USA Today placed her on its 2007 All-USA Teacher Team for transforming the lives of her impoverished, homeless and, in some cases, recent refugee students in Charlotte, North Carolina's largest city. The Rome, N.Y., native who earned her elementary education degree from SUNY Cortland, has been teaching at Billingsville Elementary School and its predecessor, Chantilly Elementary School, since graduation in 2003.
"To say the least, I was blown away by both the award and the creativeness of her teaching," observed SUNY Distinguished Service Professor of History Roger Sipher. "In 2006 all of her students passed the North Carolina End of Grade tests despite the fact that she teaches in the lowest performing school in the district. This despite the fact that she teaches in a school wherein 91 percent of the students receive either a free or a reduced fee lunch. And this despite the fact that 30 percent are English as a second language students and 18 percent are homeless."

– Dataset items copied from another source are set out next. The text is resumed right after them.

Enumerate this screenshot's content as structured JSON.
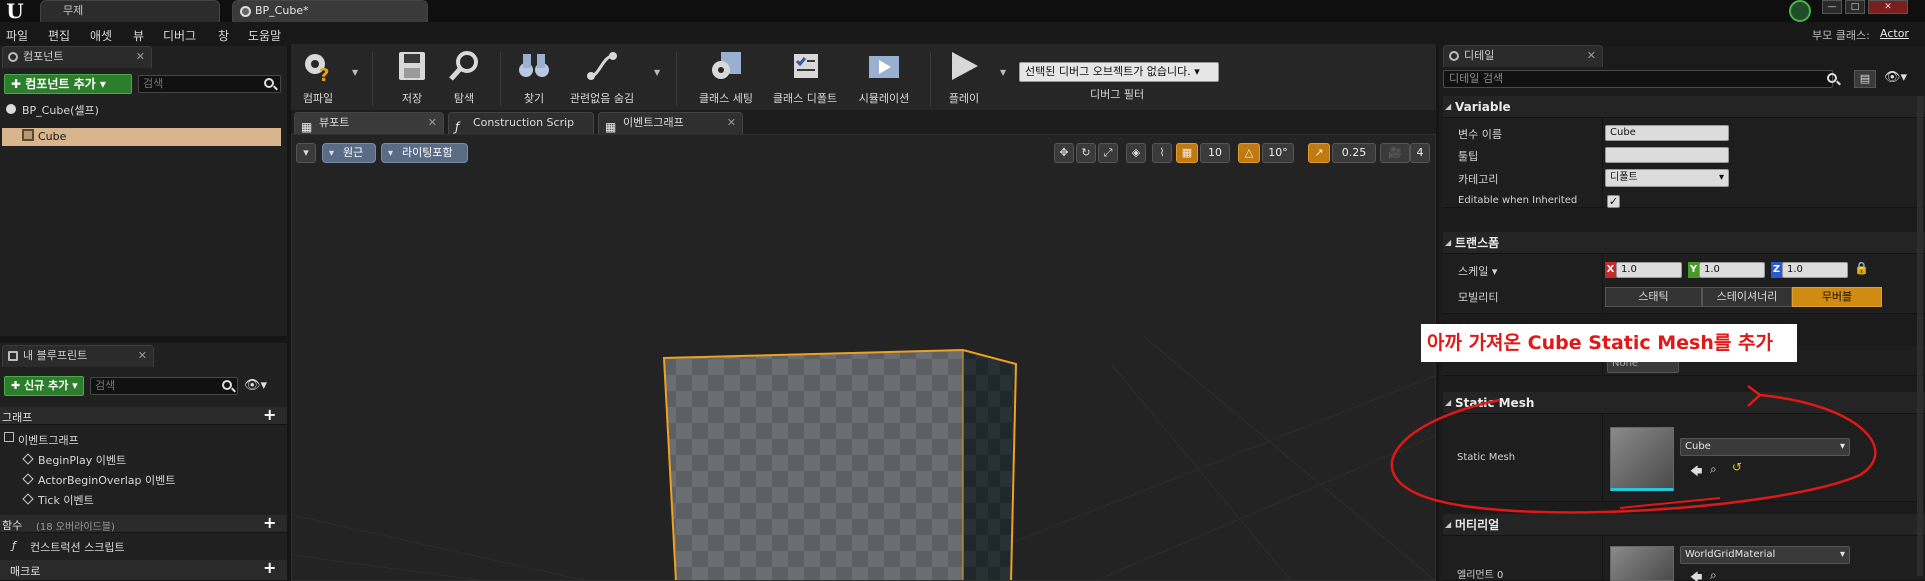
{
  "titlebar": {
    "tabs": [
      {
        "label": "무제"
      },
      {
        "label": "BP_Cube*"
      }
    ],
    "window_buttons": [
      "—",
      "□",
      "✕"
    ]
  },
  "menubar": {
    "items": [
      "파일",
      "편집",
      "애셋",
      "뷰",
      "디버그",
      "창",
      "도움말"
    ],
    "parent_class_label": "부모 클래스:",
    "parent_class_value": "Actor"
  },
  "components": {
    "tab_label": "컴포넌트",
    "add_button": "✚ 컴포넌트 추가 ▾",
    "search_placeholder": "검색",
    "root_label": "BP_Cube(셀프)",
    "cube_label": "Cube"
  },
  "blueprint": {
    "tab_label": "내 블루프린트",
    "add_button": "✚ 신규 추가 ▾",
    "search_placeholder": "검색",
    "graph_section": "그래프",
    "event_graph": "이벤트그래프",
    "events": [
      "BeginPlay 이벤트",
      "ActorBeginOverlap 이벤트",
      "Tick 이벤트"
    ],
    "functions_section": "함수",
    "functions_overridable": "(18 오버라이드블)",
    "construction_script": "컨스트럭션 스크립트",
    "macros_section": "매크로"
  },
  "toolbar": {
    "buttons": [
      {
        "label": "컴파일"
      },
      {
        "label": "저장"
      },
      {
        "label": "탐색"
      },
      {
        "label": "찾기"
      },
      {
        "label": "관련없음 숨김"
      },
      {
        "label": "클래스 세팅"
      },
      {
        "label": "클래스 디폴트"
      },
      {
        "label": "시뮬레이션"
      },
      {
        "label": "플레이"
      }
    ],
    "debug_select": "선택된 디버그 오브젝트가 없습니다. ▾",
    "debug_filter": "디버그 필터"
  },
  "editor_tabs": [
    {
      "label": "뷰포트"
    },
    {
      "label": "Construction Scrip"
    },
    {
      "label": "이벤트그래프"
    }
  ],
  "viewport": {
    "perspective_label": "원근",
    "lighting_label": "라이팅포함",
    "grid_snap": "10",
    "rotation_snap": "10°",
    "scale_snap": "0.25",
    "camera_speed": "4"
  },
  "details": {
    "tab_label": "디테일",
    "search_placeholder": "디테일 검색",
    "variable_section": "Variable",
    "var_name_label": "변수 이름",
    "var_name_value": "Cube",
    "tooltip_label": "툴팁",
    "tooltip_value": "",
    "category_label": "카테고리",
    "category_value": "디폴트",
    "editable_label": "Editable when Inherited",
    "editable_check": "✓",
    "transform_section": "트랜스폼",
    "scale_label": "스케일 ▾",
    "scale_x": "1.0",
    "scale_y": "1.0",
    "scale_z": "1.0",
    "mobility_label": "모빌리티",
    "mobility_options": [
      "스태틱",
      "스테이셔너리",
      "무버블"
    ],
    "socket_value": "None",
    "static_mesh_section": "Static Mesh",
    "static_mesh_label": "Static Mesh",
    "static_mesh_value": "Cube",
    "materials_section": "머티리얼",
    "element_label": "엘리먼트 0",
    "material_value": "WorldGridMaterial"
  },
  "annotation": {
    "text": "아까 가져온 Cube Static Mesh를 추가"
  },
  "colors": {
    "accent_green": "#2c7e2c",
    "selection_orange": "#f0a020",
    "annotation_red": "#e01818"
  }
}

USA Today selected Rice (then named Larkin), from among thousands of nominees for the honor. The USA Today article noted that Larkin will do whatever it takes to make her students learn. She created a military camp and battle scene to teach a lesson on the Civil War and transformed her classroom into a "grab and go" style grocery store to teach math. Within her classroom, she tailors her teaching method to the individual student. Quiet students are encouraged to talk and vocal students are given center stage.
"Teaching is rewarding," Rice noted in the article. "I love to see their faces light up when they know they've learned a word or solved a problem."
Growing up in Rome, N.Y., Rice was inspired to join the field of education by her first grade teacher, Karen Kehoe Tagliaferri '86.
"I loved Cortland and the education program was great," said Rice, who still employs the technology research techniques she gained as an education undergraduate. "I feel like everything we did was real world. It wasn't so much theory-based as it was about strategies that you could actually take with you and use."
She earned a master's degree at nearby Pfeiffer University. Since her nomination, Rice has earned the Successful Teacher Administrator Award, reflecting her high academic change in achievement levels of students previously performing below grade level for 2005-06, 2006-07 and 2007-08. She received an individual teacher bonus awarded for exceptional growth on the End of Grade Assessments.
Rice was the subject of a 2008 "Above and Beyond" feature story by CMS TV3. She appears on "The Power of Two," a DVD produced by Marilyn Friend that provides a comprehensive look at co-teaching as part of the foundation of an inclusive, collaborative school. She delivered a presentation on "Classroom Strategies to Motivate Success" in 2008 at the North Carolina Department of Public Instruction's conference on "Raising Achievement Closing the Gap."
In June 2008, she married Stephen Rice, another Rome, N.Y., native teaching fourth grade in the Billingsville School. Their home is in Tega Cay, S.C. They enjoy golfing together and are expecting their first child in late June.